LOL. You mean the ones people post sometimes? Yeah. I was late to realize they were doing so because they didn't know what they were talking about.
--
In any case kmfkewm is 100% correct. I would add:
1. Don't google Silk Road or anything Silk Road related on a clearnet browser (your regular chrome or internet exploder or firefox etc).
2. Don't search for anything on a clearnet browser that is also what you're posting on here.
That might sound over the top. But it is easy to detect a Google request that came out of a Tor exit node, and since this is one of the largest hidden service forums you should be wary. Who knows what relationship LE really has with the search engines. LEO break the law all the time and call it "intelligence gathering" or "confidential informant" which it produces results.
You are being watched. Constantly. Both software agents trawling posts and real LE agents.
-
When the Flash plugin is installed, it allows direct TCP connections back to the originating host. These connections may bypass the proxy server, leaking the real external address of the user's workstation.

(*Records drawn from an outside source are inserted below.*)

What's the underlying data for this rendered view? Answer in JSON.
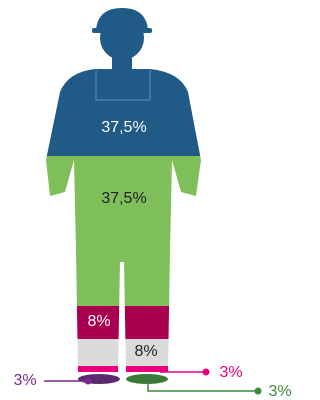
{
  "figure": {
    "labels": {
      "torso": "37,5%",
      "waist": "37,5%",
      "left_leg": "8%",
      "right_leg": "8%",
      "left_foot": "3%",
      "right_ankle": "3%",
      "right_shoe": "3%"
    }
  }
}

The rest applies only to Java.
I think the problem is actually that Adobe Flash Player is not open source. Perhaps Gnash would be a safer option? https://en.wikipedia.org/wiki/Gnash
On Linux, you can set up user-specific rules in iptables to route all traffic through Tor, and run Firefox from the command line like this, completely avoiding the issue above:
sudo -u <username> ./start-tor-browser
The problem is exactly what you quoted, not that the plugin is not open source. Flash can be used for proxy by pass attacks. Using firewall rules and other techniques can make flash safer to use with Tor (and java as well), but with a vanilla configuration of Tor it is dangerous and can easily lead to deanonymization.

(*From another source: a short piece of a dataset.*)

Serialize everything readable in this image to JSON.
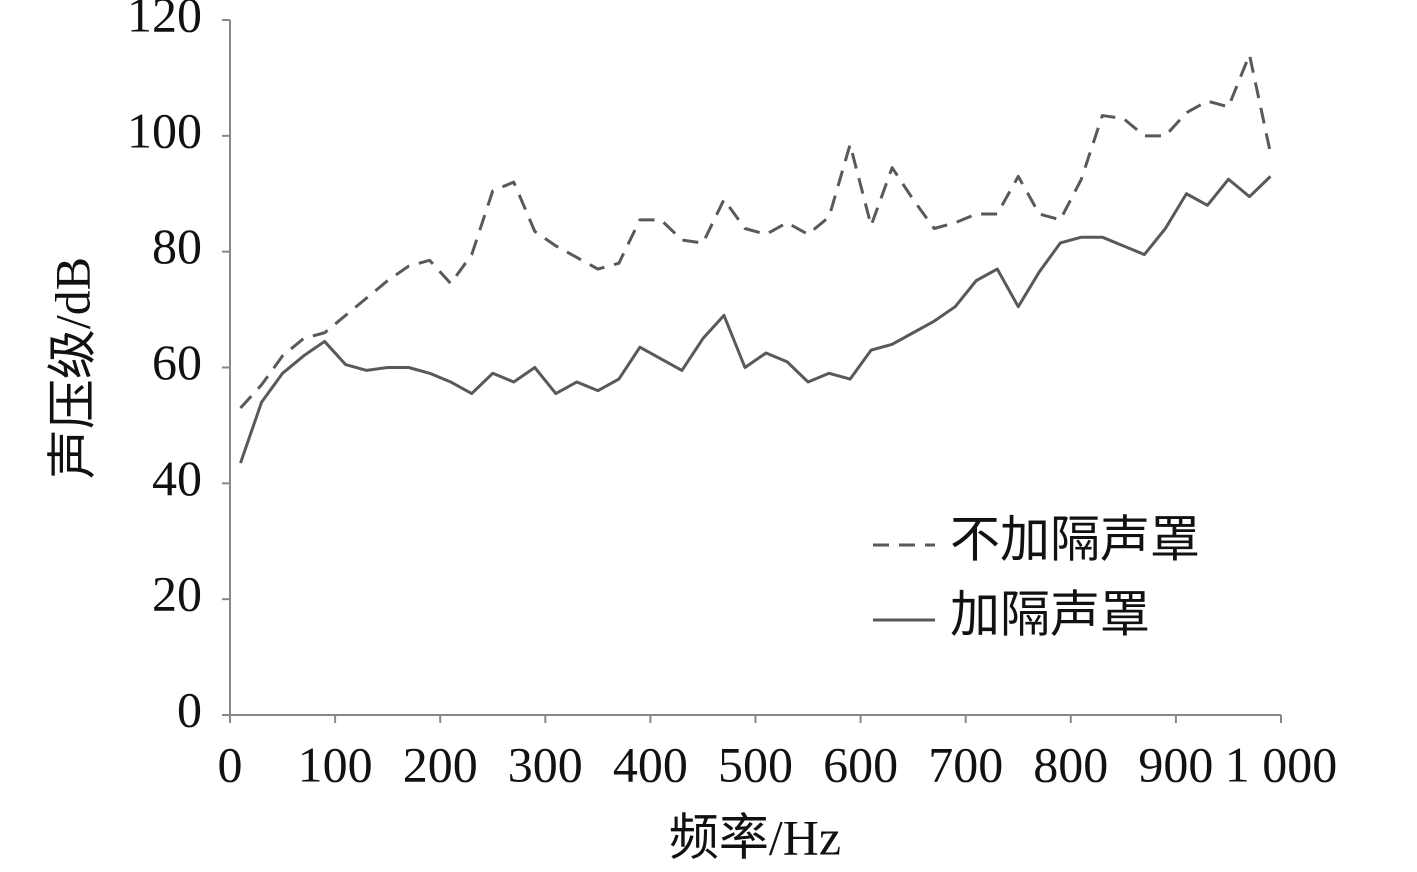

As I understand it, it's not a feature but a bug (am I wrong here?). Since Gnash is open source, you can either file a bug report and wait for it to be fixed or start a fork. Of course, first you'd have to test if Gnash actually has this issue.
-
It isn't a feature or a bug, it is a design choice that overlooks anonymity. So I suppose it is the lack of a feature, but not a bug.
-
Also I suppose it is possible that Gnash or some other flash plugin has the feature of using the proxy settings of the browser, I am not sure which if any do. I just know that flash not respecting browser proxy settings was such a widespread problem at one point that Tor Project officially said that it is not secure to use Flash plugins with browsers configured to use Tor, unless transparent proxying or similar techniques are used to ensure it doesn't by pass Tor. I have also heard them say that even with such configurations, it is best practice to avoid using flash plugins anyway, as they are likely to be insecure in other ways as well.
-
Actually, the solution is pretty simple. Tor devs should pack Gnash (by forking it if necessary) as part of Tor Browser Bundle.